Marion Superior Court Judge Michael Keele heard about two hours of arguments Monday in a lawsuit filed by a group of teachers and religious leaders backed by the Indiana State Teachers Association. The lawsuit claims the law enacted earlier this year violates the state Constitution by providing public money to religious institutions.
The state contends the voucher system is legal because the state isn't directly funding parochial schools. Instead, it gives scholarship vouchers to parents, who can choose where to use them. Attorneys likened that to using state-funded scholarships at religious colleges.
"It's sending the money to follow the student," Indiana Solicitor General Tom Fisher said. Fisher and Bert Gall, with the Washington-based Institute for Justice, framed the debate in terms of freedom to choose schools rather than sending money to religious schools.

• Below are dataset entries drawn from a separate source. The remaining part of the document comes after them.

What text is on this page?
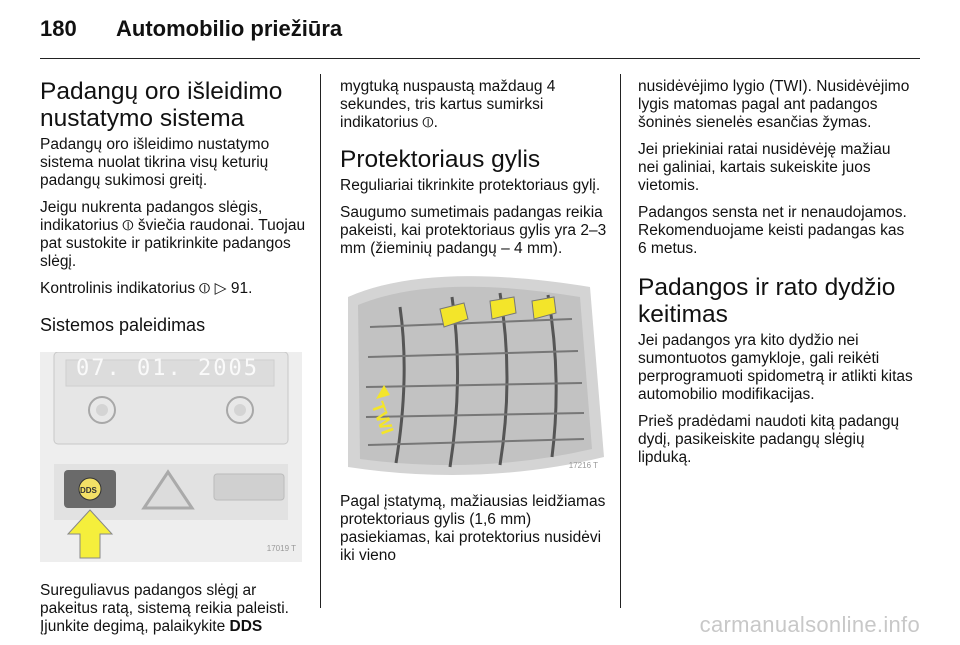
180 Automobilio priežiūra
Padangų oro išleidimo nustatymo sistema

Padangų oro išleidimo nustatymo sistema nuolat tikrina visų keturių padangų sukimosi greitį.

Jeigu nukrenta padangos slėgis, indikatorius ⦶ šviečia raudonai. Tuojau pat sustokite ir patikrinkite padangos slėgį.

Kontrolinis indikatorius ⦶ ▷ 91.

Sistemos paleidimas
07. 01. 2005
DDS
17019 T

Sureguliavus padangos slėgį ar pakeitus ratą, sistemą reikia paleisti. Įjunkite degimą, palaikykite DDS

mygtuką nuspaustą maždaug 4 sekundes, tris kartus sumirksi indikatorius ⦶.

Protektoriaus gylis

Reguliariai tikrinkite protektoriaus gylį.

Saugumo sumetimais padangas reikia pakeisti, kai protektoriaus gylis yra 2–3 mm (žieminių padangų – 4 mm).

TWI
17216 T

Pagal įstatymą, mažiausias leidžiamas protektoriaus gylis (1,6 mm) pasiekiamas, kai protektorius nusidėvi iki vieno

nusidėvėjimo lygio (TWI). Nusidėvėjimo lygis matomas pagal ant padangos šoninės sienelės esančias žymas.

Jei priekiniai ratai nusidėvėję mažiau nei galiniai, kartais sukeiskite juos vietomis.

Padangos sensta net ir nenaudojamos. Rekomenduojame keisti padangas kas 6 metus.

Padangos ir rato dydžio keitimas

Jei padangos yra kito dydžio nei sumontuotos gamykloje, gali reikėti perprogramuoti spidometrą ir atlikti kitas automobilio modifikacijas.

Prieš pradėdami naudoti kitą padangų dydį, pasikeiskite padangų slėgių lipduką.

carmanualsonline.info
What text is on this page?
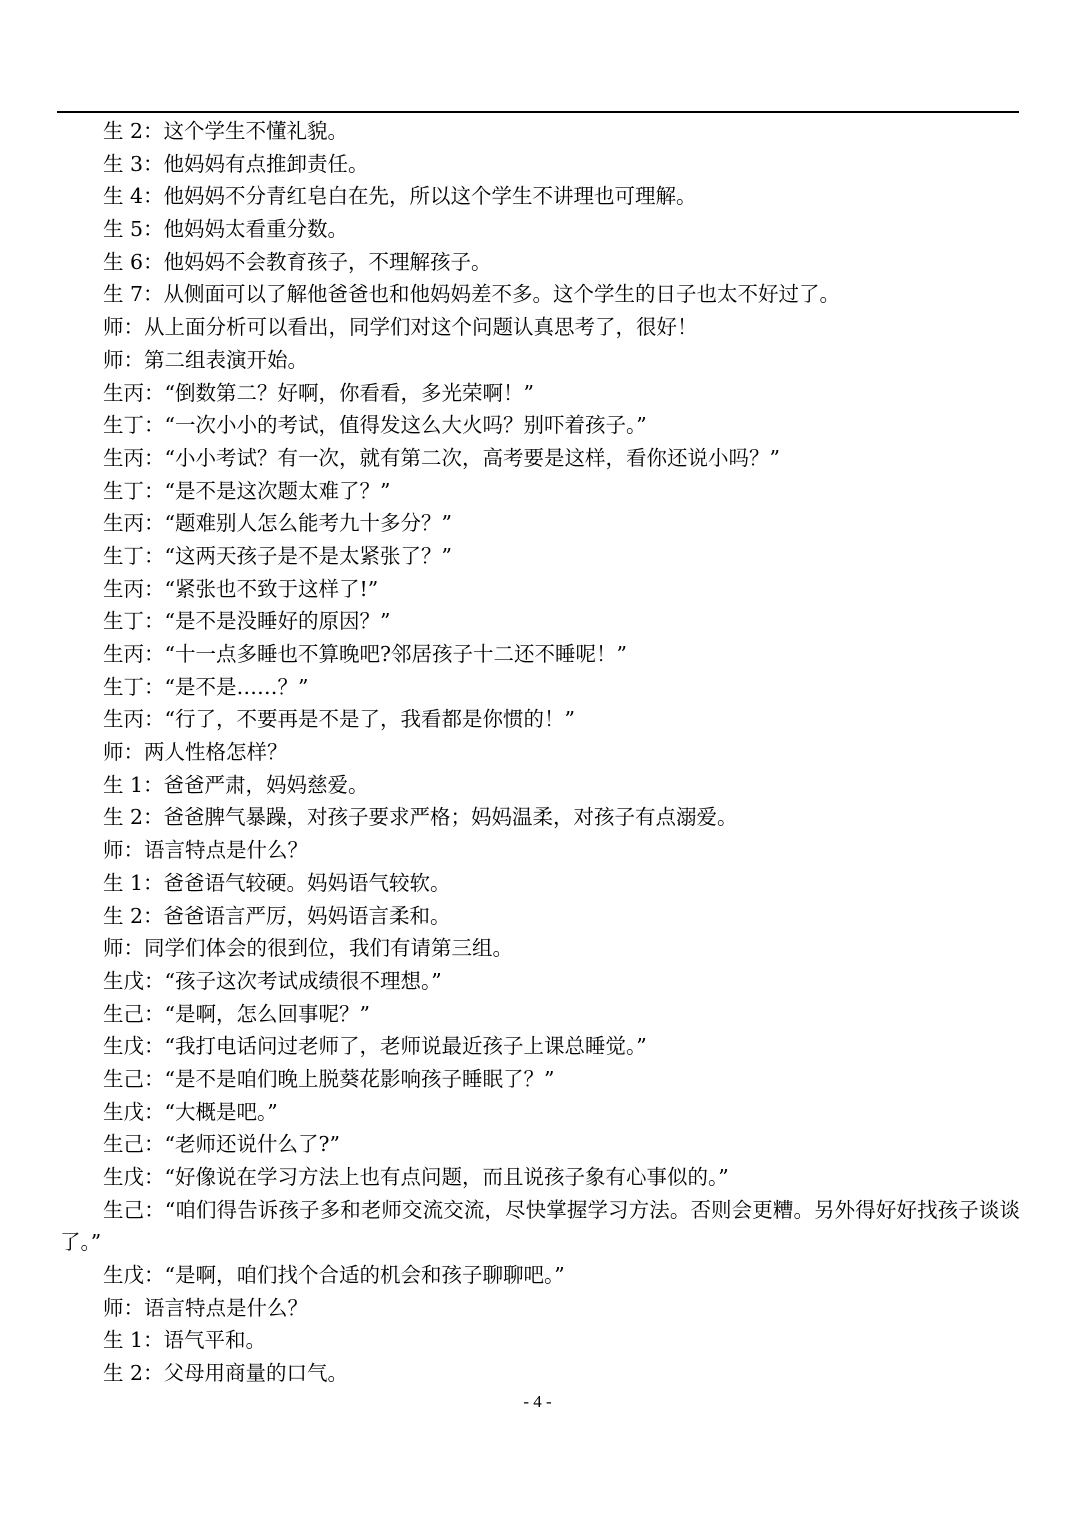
生 2：这个学生不懂礼貌。
生 3：他妈妈有点推卸责任。
生 4：他妈妈不分青红皂白在先，所以这个学生不讲理也可理解。
生 5：他妈妈太看重分数。
生 6：他妈妈不会教育孩子，不理解孩子。
生 7：从侧面可以了解他爸爸也和他妈妈差不多。这个学生的日子也太不好过了。
师：从上面分析可以看出，同学们对这个问题认真思考了，很好！
师：第二组表演开始。
生丙：“倒数第二？好啊，你看看，多光荣啊！”
生丁：“一次小小的考试，值得发这么大火吗？别吓着孩子。”
生丙：“小小考试？有一次，就有第二次，高考要是这样，看你还说小吗？”
生丁：“是不是这次题太难了？”
生丙：“题难别人怎么能考九十多分？”
生丁：“这两天孩子是不是太紧张了？”
生丙：“紧张也不致于这样了!”
生丁：“是不是没睡好的原因？”
生丙：“十一点多睡也不算晚吧?邻居孩子十二还不睡呢！”
生丁：“是不是……？”
生丙：“行了，不要再是不是了，我看都是你惯的！”
师：两人性格怎样？
生 1：爸爸严肃，妈妈慈爱。
生 2：爸爸脾气暴躁，对孩子要求严格；妈妈温柔，对孩子有点溺爱。
师：语言特点是什么？
生 1：爸爸语气较硬。妈妈语气较软。
生 2：爸爸语言严厉，妈妈语言柔和。
师：同学们体会的很到位，我们有请第三组。
生戊：“孩子这次考试成绩很不理想。”
生己：“是啊，怎么回事呢？”
生戊：“我打电话问过老师了，老师说最近孩子上课总睡觉。”
生己：“是不是咱们晚上脱葵花影响孩子睡眠了？”
生戊：“大概是吧。”
生己：“老师还说什么了?”
生戊：“好像说在学习方法上也有点问题，而且说孩子象有心事似的。”
生己：“咱们得告诉孩子多和老师交流交流，尽快掌握学习方法。否则会更糟。另外得好好找孩子谈谈了。”
生戊：“是啊，咱们找个合适的机会和孩子聊聊吧。”
师：语言特点是什么？
生 1：语气平和。
生 2：父母用商量的口气。
- 4 -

John West, a Washington lawyer representing voucher opponents, argued that Indiana lawmakers specifically amended the state constitution in 1851 to bar any tax dollars from going to religious schools.
"Do we really think the 1851 constitutional framers would have said: 'Oh, yeah. That's fine,'" West said of the new voucher law. He argued that giving families the money first then allowing them to pick the school where it went amounted to an end-run around the Constitution.

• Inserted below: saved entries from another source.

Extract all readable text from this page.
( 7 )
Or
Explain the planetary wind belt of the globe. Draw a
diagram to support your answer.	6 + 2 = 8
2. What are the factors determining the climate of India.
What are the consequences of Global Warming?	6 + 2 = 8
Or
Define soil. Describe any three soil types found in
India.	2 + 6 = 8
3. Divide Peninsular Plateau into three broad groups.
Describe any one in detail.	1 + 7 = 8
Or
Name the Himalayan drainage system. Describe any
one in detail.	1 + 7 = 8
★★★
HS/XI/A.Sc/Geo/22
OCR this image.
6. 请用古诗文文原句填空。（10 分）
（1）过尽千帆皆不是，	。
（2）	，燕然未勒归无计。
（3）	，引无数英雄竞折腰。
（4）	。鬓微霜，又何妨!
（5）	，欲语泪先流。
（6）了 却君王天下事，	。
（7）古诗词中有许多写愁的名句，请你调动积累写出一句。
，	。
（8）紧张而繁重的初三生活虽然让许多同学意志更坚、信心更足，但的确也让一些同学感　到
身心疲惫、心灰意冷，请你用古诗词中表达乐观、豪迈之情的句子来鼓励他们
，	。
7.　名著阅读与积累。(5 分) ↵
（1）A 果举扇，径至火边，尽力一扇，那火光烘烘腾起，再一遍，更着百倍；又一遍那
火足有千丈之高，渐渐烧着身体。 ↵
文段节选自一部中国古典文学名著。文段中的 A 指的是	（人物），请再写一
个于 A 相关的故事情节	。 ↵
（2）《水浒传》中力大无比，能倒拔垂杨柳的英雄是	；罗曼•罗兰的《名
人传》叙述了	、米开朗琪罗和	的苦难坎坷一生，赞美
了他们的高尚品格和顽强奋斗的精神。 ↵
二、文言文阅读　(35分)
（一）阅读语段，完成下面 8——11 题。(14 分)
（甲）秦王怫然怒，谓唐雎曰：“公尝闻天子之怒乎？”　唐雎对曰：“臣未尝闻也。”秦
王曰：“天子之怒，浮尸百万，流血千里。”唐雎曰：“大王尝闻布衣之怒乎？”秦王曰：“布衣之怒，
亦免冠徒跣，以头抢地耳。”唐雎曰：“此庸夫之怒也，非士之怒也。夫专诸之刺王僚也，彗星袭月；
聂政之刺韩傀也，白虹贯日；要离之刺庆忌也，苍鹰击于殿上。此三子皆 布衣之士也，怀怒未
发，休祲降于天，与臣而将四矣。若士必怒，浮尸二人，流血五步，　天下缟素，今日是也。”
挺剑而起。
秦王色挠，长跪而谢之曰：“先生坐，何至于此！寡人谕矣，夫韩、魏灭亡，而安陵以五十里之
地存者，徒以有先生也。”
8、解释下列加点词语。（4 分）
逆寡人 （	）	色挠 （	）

Keele declined in August to temporarily block the law while it was being weighed in court. Supporters of the voucher law attempted to build on Keele's August decision by arguing that "nothing changed" in the following months to give him any reason to block the law entirely.
Indiana's voucher program is the nation's most expansive. Lawmakers approved it during the 2011 session, Gov. Mitch Daniels signed it in May and it took effect at the start of the school year.
But a group of families, teachers and clergy backed by the state's largest teacher's union, the Indiana State Teacher's Association, quickly filed suit to block the law. Whatever the ruling is from Keele, it will most likely be appealed all the way up to the Indiana Supreme Court, ISTA President Nate Schnellenberger said after the hearing.
"We're talking about a very small piece of a very large school choice program," Fisher said, noting that students can choose to go to charter schools and public schools outside their district.
West contends the historical context shows that lawmakers were specifically trying to keep tax dollars from flowing to a growing number of Catholic schools which catered largely to Irish and German immigrants.
West wrote in his brief filed with the court that more than 99 percent of the 3,900 students who accepted vouchers this year ended up at religious schools, most of them Catholic.